По утрам я давал ему кофе, возвращал брюки, которые он, не знаю как, снимал ночью, а потом очень долго надевал, демонстрируя в зале, на кухне и в туалете голубые детские шлепанцы и белые безволосые ноги с небольшими мускулами на икрах, появившимися благодаря езде на велосипеде, которым я заставлял его пользоваться. Он настаивал на том, чтобы принять душ у меня и провести остаток утра вместе, но я убеждал его, что будет несравненно лучше, если он примет душ у себя, где у него было чистое белье, в которое можно переодеться после душа, что было бы очень полезно для кожи, и что позднее мы созвонимся. Ему всегда очень хотелось остаться в нашем доме, и он самым бессовестным образом использовал для этого мою мать, хотя и знал: ее приглашения ничего не стоили, я всегда был способен прогнать его без всяких церемоний. Мой дом был моим домом, а не общественной тропинкой, обсаженной деревьями, и не пустырем, так как имел стены и двери, а также замок, а воздух в нем был пропитан чистотой с запахами лимона, или альпийских сосен, или чистого снега.
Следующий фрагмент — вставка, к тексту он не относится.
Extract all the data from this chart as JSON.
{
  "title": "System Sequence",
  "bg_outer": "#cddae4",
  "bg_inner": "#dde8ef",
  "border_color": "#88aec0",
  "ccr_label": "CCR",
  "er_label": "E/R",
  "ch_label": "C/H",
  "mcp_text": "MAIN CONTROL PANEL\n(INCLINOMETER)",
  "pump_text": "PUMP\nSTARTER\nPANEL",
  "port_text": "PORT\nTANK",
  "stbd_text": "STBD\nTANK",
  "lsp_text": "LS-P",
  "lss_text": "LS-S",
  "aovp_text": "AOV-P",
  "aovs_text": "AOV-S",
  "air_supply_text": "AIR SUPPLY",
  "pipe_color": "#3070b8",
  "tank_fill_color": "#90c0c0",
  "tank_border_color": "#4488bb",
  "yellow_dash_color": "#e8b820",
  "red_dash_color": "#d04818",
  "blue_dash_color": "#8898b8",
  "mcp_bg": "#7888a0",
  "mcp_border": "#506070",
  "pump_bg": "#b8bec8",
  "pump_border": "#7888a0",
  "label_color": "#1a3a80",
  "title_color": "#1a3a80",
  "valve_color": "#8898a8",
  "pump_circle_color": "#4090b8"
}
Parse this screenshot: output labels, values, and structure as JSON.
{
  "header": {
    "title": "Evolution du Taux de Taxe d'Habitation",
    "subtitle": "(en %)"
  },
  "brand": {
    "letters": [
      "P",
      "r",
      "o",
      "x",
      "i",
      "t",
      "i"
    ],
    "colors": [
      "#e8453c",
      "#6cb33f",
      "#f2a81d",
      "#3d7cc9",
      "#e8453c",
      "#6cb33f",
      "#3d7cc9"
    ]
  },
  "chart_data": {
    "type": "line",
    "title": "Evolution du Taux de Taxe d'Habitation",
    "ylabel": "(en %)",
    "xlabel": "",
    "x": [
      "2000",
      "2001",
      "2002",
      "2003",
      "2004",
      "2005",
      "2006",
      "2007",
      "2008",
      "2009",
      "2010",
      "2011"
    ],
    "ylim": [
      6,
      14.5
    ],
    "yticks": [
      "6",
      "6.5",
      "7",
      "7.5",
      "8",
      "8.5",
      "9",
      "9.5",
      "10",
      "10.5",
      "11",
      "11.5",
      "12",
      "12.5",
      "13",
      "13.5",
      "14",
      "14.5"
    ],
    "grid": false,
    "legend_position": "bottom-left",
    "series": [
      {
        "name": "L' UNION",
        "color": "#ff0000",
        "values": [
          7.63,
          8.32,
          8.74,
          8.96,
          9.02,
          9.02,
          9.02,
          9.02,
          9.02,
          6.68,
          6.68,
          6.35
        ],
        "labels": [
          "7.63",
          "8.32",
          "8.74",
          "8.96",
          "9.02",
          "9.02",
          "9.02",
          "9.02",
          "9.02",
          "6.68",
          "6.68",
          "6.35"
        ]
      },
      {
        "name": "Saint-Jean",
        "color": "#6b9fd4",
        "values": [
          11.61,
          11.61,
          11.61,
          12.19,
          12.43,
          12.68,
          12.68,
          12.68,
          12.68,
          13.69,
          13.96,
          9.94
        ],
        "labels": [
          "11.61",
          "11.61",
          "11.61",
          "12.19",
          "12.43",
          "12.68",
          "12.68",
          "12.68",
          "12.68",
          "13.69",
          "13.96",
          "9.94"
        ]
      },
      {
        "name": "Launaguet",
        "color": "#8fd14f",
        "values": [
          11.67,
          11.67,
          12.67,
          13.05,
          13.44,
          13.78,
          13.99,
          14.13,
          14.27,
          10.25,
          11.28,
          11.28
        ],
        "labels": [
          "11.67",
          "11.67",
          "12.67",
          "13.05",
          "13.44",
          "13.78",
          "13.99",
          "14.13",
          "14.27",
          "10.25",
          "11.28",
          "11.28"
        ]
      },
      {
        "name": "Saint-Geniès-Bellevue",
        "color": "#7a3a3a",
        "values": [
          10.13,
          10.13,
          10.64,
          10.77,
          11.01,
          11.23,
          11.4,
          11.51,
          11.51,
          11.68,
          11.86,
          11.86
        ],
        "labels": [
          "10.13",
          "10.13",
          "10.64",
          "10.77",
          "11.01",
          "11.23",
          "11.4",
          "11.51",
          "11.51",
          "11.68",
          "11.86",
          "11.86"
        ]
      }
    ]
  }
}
Наше шале было построено в поселке одним из первых незадолго до резкого повышения цен. В это же время строились Соко-Минерва, Ипер и еще около двух тысяч шале, стоящих друг к другу задними стенами, спаренных и отдельных. Наше было спаренным, чем-то промежуточным, или, как говорил мой отец, «ни рыба ни мясо». Оно было соединено с шале Серафима Дельгадо Монхе, о чем свидетельствовала надпись на его почтовом ящике, поскольку лишь по прошествии длительного времени мы начали называть друг друга по именам. Он был последним поселенцем из тех, кто сначала купил, а потом продал свой дом. Жил он один, и первое, что сделал, так это возвел стену вдоль посадок аризонских кустов, которые разделяли наши сады, чтобы придать участкам более индивидуальный характер. Это нам пришлось по душе, ведь мы сами очень ревностно относились ко всему своему. Потом он еще выше надстроил стену, после чего привел огромную черную собаку, которая скалила зубы по поводу и без повода и к которой моя мать запрещала мне приближаться, что было совершенно бесполезно, так как у меня уже был мой Уго. Не было ни одной другой собаки с такой же густой шерстью, с такими же сверкающими глазами и с таким же розовым языком.
Однажды я помог соседу вынуть из машины несколько ящиков и перенести их в гараж. Собака неотступно следила за всеми моими передвижениями, казалось, она эти передвижения имитирует, а когда сосед попросил подождать его и пошел в дом, оставив нас с собакой в гараже, то я уже не шевельнул ни единым мускулом. Когда он вышел с банкнотой в тысячу песет в руке и увидел мое лицо, то засмеялся и сказал:
– Но собака ничего тебе не сделает.
С тех пор каждый раз, когда наши пути пересекались, мы обычно говорили друг другу «привет» и «до свидания». А я все время ждал, чтобы он попросил меня еще о какой-нибудь услуге и снова дал бы тысячу песет, но этого больше не повторялось. Я постоянно ездил на велосипеде, это было время, когда я фактически лежал на нем, словно нес свой крест на Голгофу.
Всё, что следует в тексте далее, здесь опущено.